The marketing surface got the same AI-native treatment as the game. purplesquarestudios.com — designed and shipped as a static site on GitHub Pages — carries the studio positioning ("cozy, colorful games rooted in Indian culture… no grinding, no pay-to-win"), a full game page with story, feature pillars and a waitlist funnel, and the launch plumbing nobody sees: privacy policy, app-ads.txt, data-safety language matching the exact SDK stack.

The trailer was AI-generated video — multiple takes of Baba walking the Varanasi ghats, iterated over two evenings in April — cut with Suno's chapter themes and published to YouTube, embedded in a phone mockup on the game page. Cutscene narration and character lines came from ElevenLabs. The chapter-poster art direction lived in its own generated art bible.

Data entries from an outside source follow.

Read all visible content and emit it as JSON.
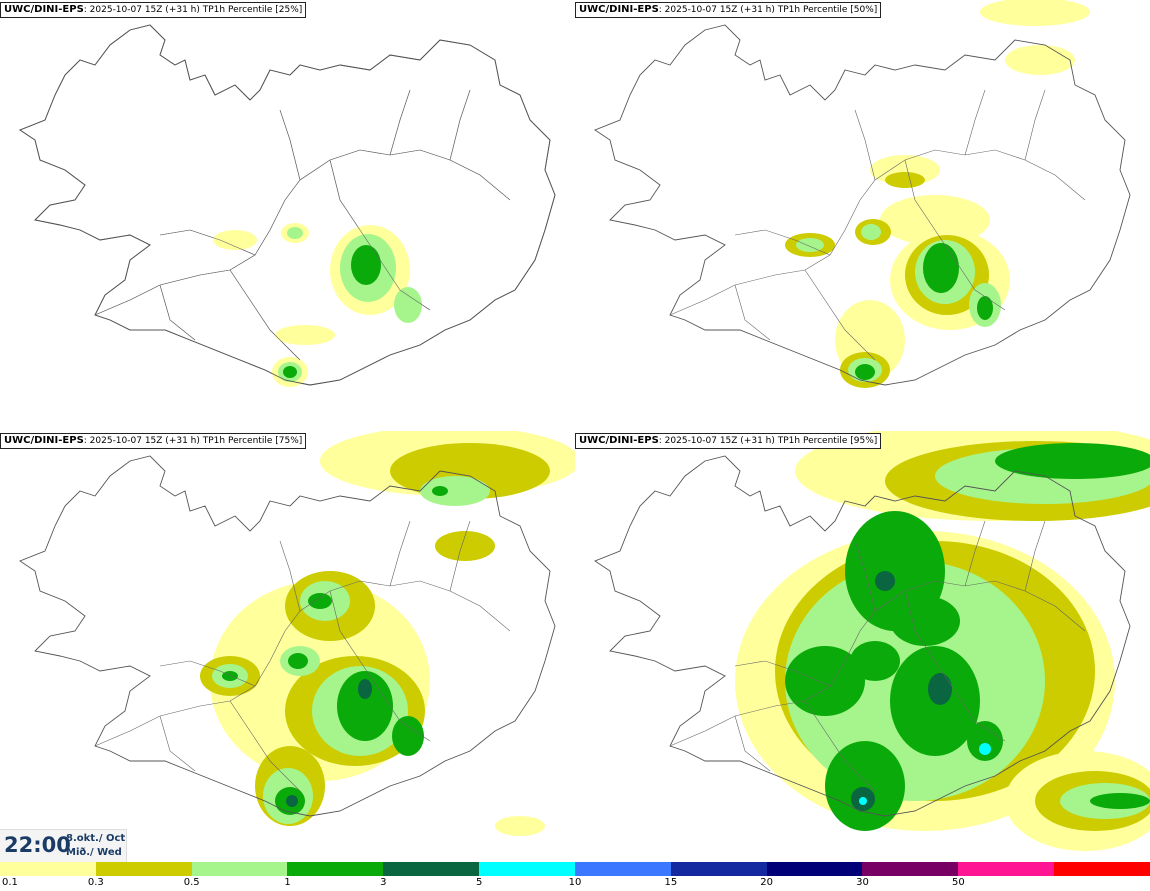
{
  "panels": [
    {
      "model": "UWC/DINI-EPS",
      "run": ": 2025-10-07 15Z (+31 h) ",
      "param": "TP1h Percentile [25%]"
    },
    {
      "model": "UWC/DINI-EPS",
      "run": ": 2025-10-07 15Z (+31 h) ",
      "param": "TP1h Percentile [50%]"
    },
    {
      "model": "UWC/DINI-EPS",
      "run": ": 2025-10-07 15Z (+31 h) ",
      "param": "TP1h Percentile [75%]"
    },
    {
      "model": "UWC/DINI-EPS",
      "run": ": 2025-10-07 15Z (+31 h) ",
      "param": "TP1h Percentile [95%]"
    }
  ],
  "time": {
    "clock": "22:00",
    "date_line1": "8.okt./ Oct",
    "date_line2": "Mið./ Wed"
  },
  "legend": {
    "colors": [
      "#ffff9c",
      "#cccc00",
      "#a6f58c",
      "#0aaa0a",
      "#0a6640",
      "#00ffff",
      "#3c78ff",
      "#1428a0",
      "#000078",
      "#780064",
      "#ff1493",
      "#ff0000"
    ],
    "tick_labels": [
      "0.1",
      "0.3",
      "0.5",
      "1",
      "3",
      "5",
      "10",
      "15",
      "20",
      "30",
      "50"
    ]
  }
}
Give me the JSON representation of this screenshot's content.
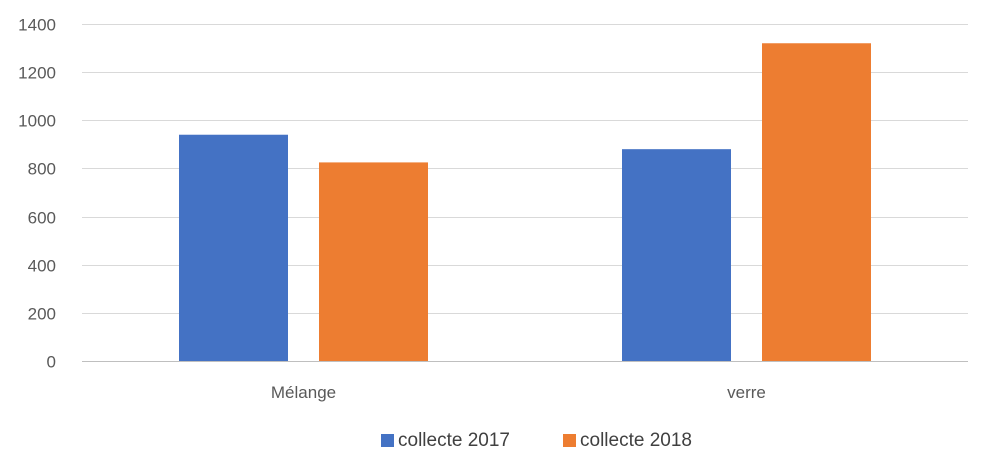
{
  "chart_data": {
    "type": "bar",
    "title": "",
    "xlabel": "",
    "ylabel": "",
    "categories": [
      "Mélange",
      "verre"
    ],
    "series": [
      {
        "name": "collecte 2017",
        "values": [
          940,
          880
        ],
        "color": "#4472C4"
      },
      {
        "name": "collecte 2018",
        "values": [
          825,
          1320
        ],
        "color": "#ED7D31"
      }
    ],
    "ylim": [
      0,
      1400
    ],
    "yticks": [
      0,
      200,
      400,
      600,
      800,
      1000,
      1200,
      1400
    ],
    "grid": true,
    "legend_position": "bottom"
  }
}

Launch ops was its own education: release keystore created via Unity's bundled JDK when macOS had no Java; signed AABs; Play App Signing; the discovery that a post-2023 personal Play account must run a closed test with 12+ testers for 14 continuous days before production unlocks. And one near-disaster caught mid-upload — renaming the game to "Baba On The Go India" silently changed the Unity package name, which would have broken Firebase and collided with Play's locked ID. "Stop — revert the package name. This is the exact ripple effect I flagged." Product name changed; package ID pinned; crisis averted.

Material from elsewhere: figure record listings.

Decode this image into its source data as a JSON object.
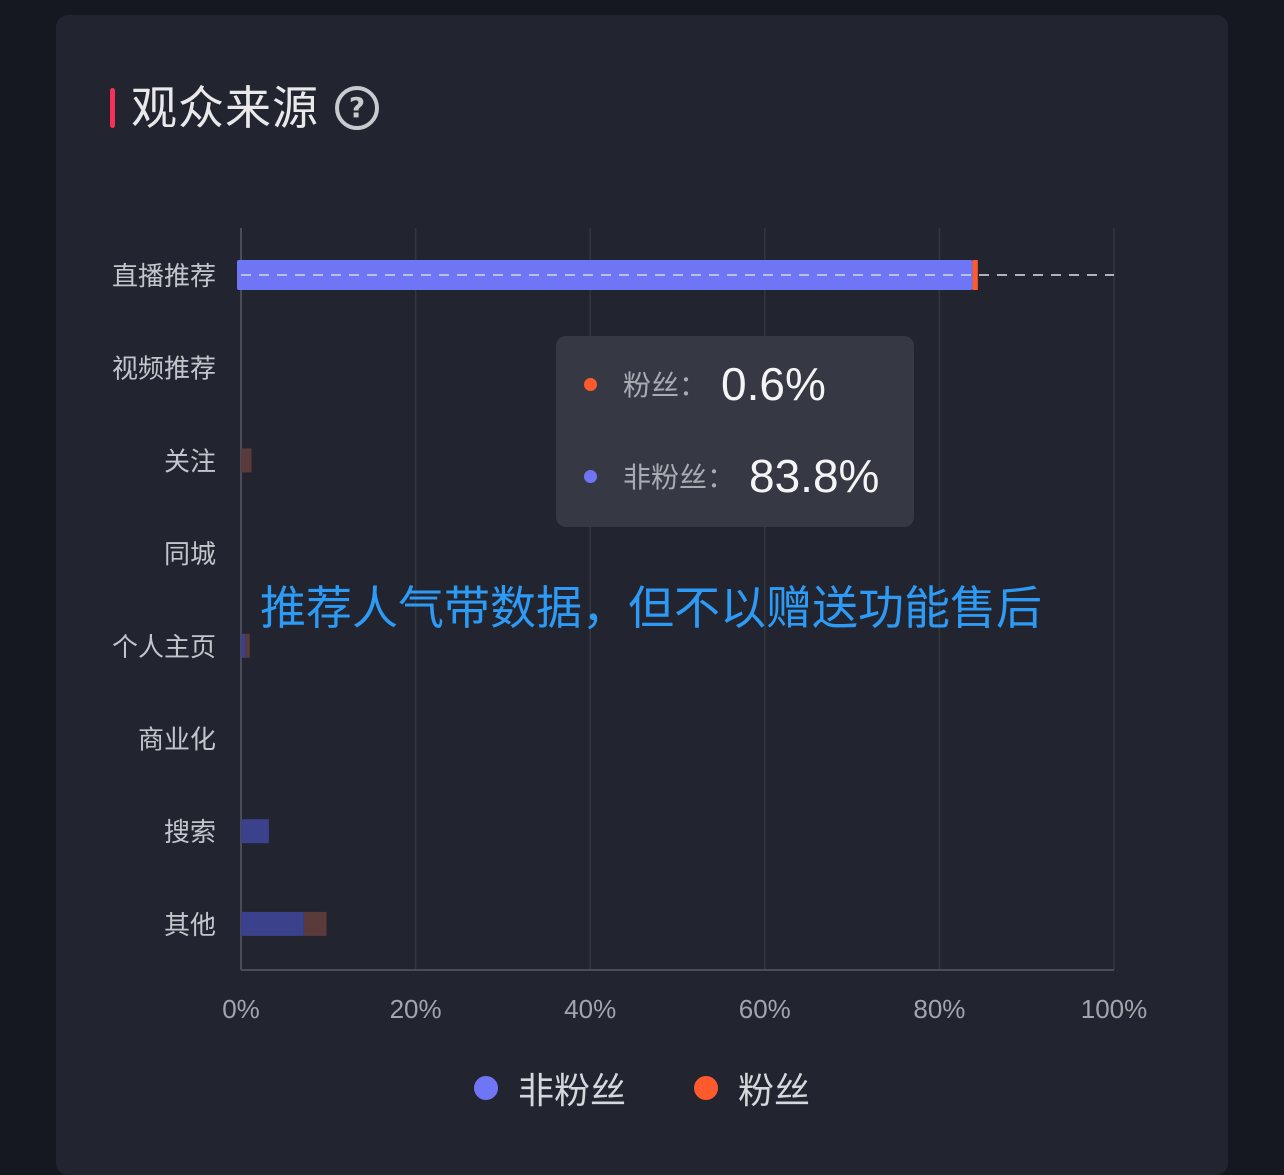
{
  "title": "观众来源",
  "help_icon": "question-circle-icon",
  "overlay_text": "推荐人气带数据，但不以赠送功能售后",
  "colors": {
    "non_fans": "#6f76f5",
    "fans": "#ff5a2e",
    "non_fans_dim": "#3b418a",
    "fans_dim": "#5a3a3a",
    "accent": "#f5315b"
  },
  "tooltip": {
    "rows": [
      {
        "label": "粉丝：",
        "value": "0.6%",
        "color": "#ff5a2e"
      },
      {
        "label": "非粉丝：",
        "value": "83.8%",
        "color": "#6f76f5"
      }
    ]
  },
  "legend": [
    {
      "label": "非粉丝",
      "color": "#6f76f5"
    },
    {
      "label": "粉丝",
      "color": "#ff5a2e"
    }
  ],
  "chart_data": {
    "type": "bar",
    "orientation": "horizontal",
    "stacked": true,
    "categories": [
      "直播推荐",
      "视频推荐",
      "关注",
      "同城",
      "个人主页",
      "商业化",
      "搜索",
      "其他"
    ],
    "series": [
      {
        "name": "非粉丝",
        "values": [
          83.8,
          0,
          0,
          0,
          0.5,
          0,
          3.2,
          7.2
        ]
      },
      {
        "name": "粉丝",
        "values": [
          0.6,
          0,
          1.2,
          0,
          0.5,
          0,
          0,
          2.6
        ]
      }
    ],
    "xlim": [
      0,
      100
    ],
    "xticks": [
      "0%",
      "20%",
      "40%",
      "60%",
      "80%",
      "100%"
    ],
    "highlighted_category": "直播推荐",
    "grid": true,
    "legend_position": "bottom"
  }
}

When real testers came back saying levels felt tight, the rebalance was one scripted pass over all 90 level files: original move budgets +25%, curve preserved — followed by an 18-question tester survey (device, stuck levels, unfair-moves check, NPS, cutscene skip rates) to catch what analytics can't.

§ 07 / Outcome

A full F2P game, five months, one human.

↳ concept → closed testing on two stores
90
Hand-authored levels
3
Chapters · Varanasi → Jaipur → Shillong
~16k
Lines of C# · 210 scripts
4
Custom Unity editor tools
30
Analytics events · Firebase
5 mo
First commit → closed testing

As of July 2026, Baba On The Go: India is in closed testing on Google Play (running down its 14-day tester clock at v1.7) and on TestFlight for iOS, with the full shipping stack live — LevelPlay ads, Firebase analytics, GDPR consent, signed release pipeline, studio site, waitlist. Everything a studio ships, shipped by one person directing an AI pipeline.

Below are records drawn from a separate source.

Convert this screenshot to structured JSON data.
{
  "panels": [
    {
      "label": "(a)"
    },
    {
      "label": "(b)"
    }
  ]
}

The earlier match-3 case studies argued that theme deserves the rigour of the core loop. This project extends the claim: so does the process. The highest-leverage artefacts here weren't screens or systems — they were the written protocols that turned an erratic AI collaborator into a reliable one, the documentation that let every hard-won fix stay fixed, and the habit of treating each failure (a bug, a build, a blow-up at the AI) as raw material for a rule. That's the studio I actually founded: not the games — the operating system that makes them shippable.

↑ the game is the artefact. the process is the asset.